Andy Andersen of Vulture gave the episode a 3 star rating out of 5 and wrote, "As we head into the final three chapters of the Cobb/Gigante saga, the table is well set for a riveting clash of indelible Gotham baddies. Here's where I must give credit to director Helen Shaver for approaching the previous episode and this one with a total command of the tone and iconography of the material. The Sunday night HBO crime caper aspect of the show remains mostly adequate and sometimes even inspired. But in its affection for its characters and tragic-pulp framing of them, The Penguin is shaping up to be a comic-book crime story worth its own weight in stacks and stacks of untraceable cash." Josh Rosenberg of Esquire wrote, "For the past four episodes of The Penguin, I've affectionately joked around about Farrell's take on the classic Batman villain. The half-Tony Soprano, half-Grimace caricature on my screen is easily the funniest performance I've seen in a long time. He waddles around, yells in a stereotypical Italian accent, and complains about deli sandwiches with lines like “So what, a normal amount of pickles is one?” But is there more to Oz Cobb? Can the Penguin truly touch my heart? In the way that only a Fast & Furious movie could ever me cry, episode 5 went straight for my very soul."

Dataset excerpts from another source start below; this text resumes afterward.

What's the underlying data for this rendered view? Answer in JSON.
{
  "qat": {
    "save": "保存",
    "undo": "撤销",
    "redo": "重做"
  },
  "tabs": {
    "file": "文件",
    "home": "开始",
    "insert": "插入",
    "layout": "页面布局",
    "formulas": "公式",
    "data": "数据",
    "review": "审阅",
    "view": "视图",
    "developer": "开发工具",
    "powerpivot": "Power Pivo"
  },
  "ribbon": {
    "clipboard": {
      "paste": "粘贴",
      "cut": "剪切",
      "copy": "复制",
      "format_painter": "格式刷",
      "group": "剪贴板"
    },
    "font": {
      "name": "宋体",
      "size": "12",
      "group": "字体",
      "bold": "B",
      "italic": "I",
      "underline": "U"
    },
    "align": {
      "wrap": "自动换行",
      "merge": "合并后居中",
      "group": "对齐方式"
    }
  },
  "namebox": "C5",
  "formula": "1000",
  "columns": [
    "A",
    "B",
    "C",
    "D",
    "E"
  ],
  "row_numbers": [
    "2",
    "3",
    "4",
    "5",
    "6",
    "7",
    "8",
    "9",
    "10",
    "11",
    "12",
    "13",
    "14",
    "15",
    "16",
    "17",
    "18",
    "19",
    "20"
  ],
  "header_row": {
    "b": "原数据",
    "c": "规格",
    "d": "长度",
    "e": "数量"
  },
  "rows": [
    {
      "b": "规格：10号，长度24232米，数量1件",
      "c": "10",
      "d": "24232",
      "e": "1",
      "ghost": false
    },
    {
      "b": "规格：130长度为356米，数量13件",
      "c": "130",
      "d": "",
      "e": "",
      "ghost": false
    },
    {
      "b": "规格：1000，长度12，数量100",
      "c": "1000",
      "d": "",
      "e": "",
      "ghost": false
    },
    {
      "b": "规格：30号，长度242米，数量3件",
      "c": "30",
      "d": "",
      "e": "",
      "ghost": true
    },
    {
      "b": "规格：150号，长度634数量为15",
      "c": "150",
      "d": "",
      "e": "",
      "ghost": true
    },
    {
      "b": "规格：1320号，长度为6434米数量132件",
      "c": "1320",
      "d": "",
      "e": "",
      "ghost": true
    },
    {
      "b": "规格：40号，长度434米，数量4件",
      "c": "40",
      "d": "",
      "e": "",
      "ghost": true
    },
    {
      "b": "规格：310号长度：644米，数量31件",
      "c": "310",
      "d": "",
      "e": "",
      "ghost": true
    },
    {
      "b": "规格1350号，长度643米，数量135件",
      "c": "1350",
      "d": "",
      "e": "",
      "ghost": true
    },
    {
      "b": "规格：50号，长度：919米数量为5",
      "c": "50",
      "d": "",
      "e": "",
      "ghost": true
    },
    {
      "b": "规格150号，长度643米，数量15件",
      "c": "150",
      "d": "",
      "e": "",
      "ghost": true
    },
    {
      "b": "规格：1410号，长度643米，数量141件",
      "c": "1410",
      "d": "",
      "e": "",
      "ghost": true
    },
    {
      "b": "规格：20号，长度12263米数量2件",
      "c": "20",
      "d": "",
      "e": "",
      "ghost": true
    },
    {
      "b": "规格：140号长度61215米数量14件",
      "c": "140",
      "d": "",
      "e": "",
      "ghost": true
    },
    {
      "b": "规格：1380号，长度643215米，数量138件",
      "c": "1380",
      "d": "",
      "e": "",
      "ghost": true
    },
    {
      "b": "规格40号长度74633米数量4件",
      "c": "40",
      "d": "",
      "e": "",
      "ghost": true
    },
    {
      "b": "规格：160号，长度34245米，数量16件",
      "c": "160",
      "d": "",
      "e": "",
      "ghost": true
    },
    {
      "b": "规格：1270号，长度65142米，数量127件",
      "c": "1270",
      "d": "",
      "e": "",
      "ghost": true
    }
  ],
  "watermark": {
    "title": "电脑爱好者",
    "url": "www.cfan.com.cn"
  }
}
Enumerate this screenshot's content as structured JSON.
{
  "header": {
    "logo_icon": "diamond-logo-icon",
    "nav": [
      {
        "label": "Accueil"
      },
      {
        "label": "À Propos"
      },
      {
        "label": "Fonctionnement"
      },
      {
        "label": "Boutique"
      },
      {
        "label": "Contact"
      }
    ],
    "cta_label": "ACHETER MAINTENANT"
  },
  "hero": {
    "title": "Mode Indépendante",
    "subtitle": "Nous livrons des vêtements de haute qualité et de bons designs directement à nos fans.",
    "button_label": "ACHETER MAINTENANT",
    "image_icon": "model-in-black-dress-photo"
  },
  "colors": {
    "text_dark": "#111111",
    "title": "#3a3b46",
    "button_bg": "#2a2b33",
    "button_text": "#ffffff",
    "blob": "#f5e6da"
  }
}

Joe George of Den of Geek gave the episode a 4 star rating out of 5 and wrote, "Whatever the reasoning, it's clear that the lines have been drawn and a new era has dawned in Gotham. By the time Oz reveals to Vic his secret lair, The Penguin has finally become the superhero show it was always meant to be. Now, let the fight begin." Nate Richard of Collider gave the episode a 9 out of 10 rating and wrote, ""Homecoming" never wastes a single second, requiring us to pay close attention to every single frame. However, it doesn't once feel too convoluted, as director Helen Shaver and writers Breannah Gibson and Shaye Ogbonna succeed at channeling the controlled yet tense atmosphere."

Lisa Babick of TV Fanatic gave the episode a 4.8 star rating out of 5 rating and wrote, "It's a significant choice for the writers and one that carries weight, particularly with those who know their mob history." Chris Gallardo of Telltale TV gave the episode a 4.5 star rating out of 5 rating and wrote, "What The Penguin Season 1 Episode 5, “Homecoming”, does results in a fascinating exploration of these power dynamics that are shifting. Given how Oz is manipulating each and every one of these characters, it'll be exciting to see how these details will line up with one another."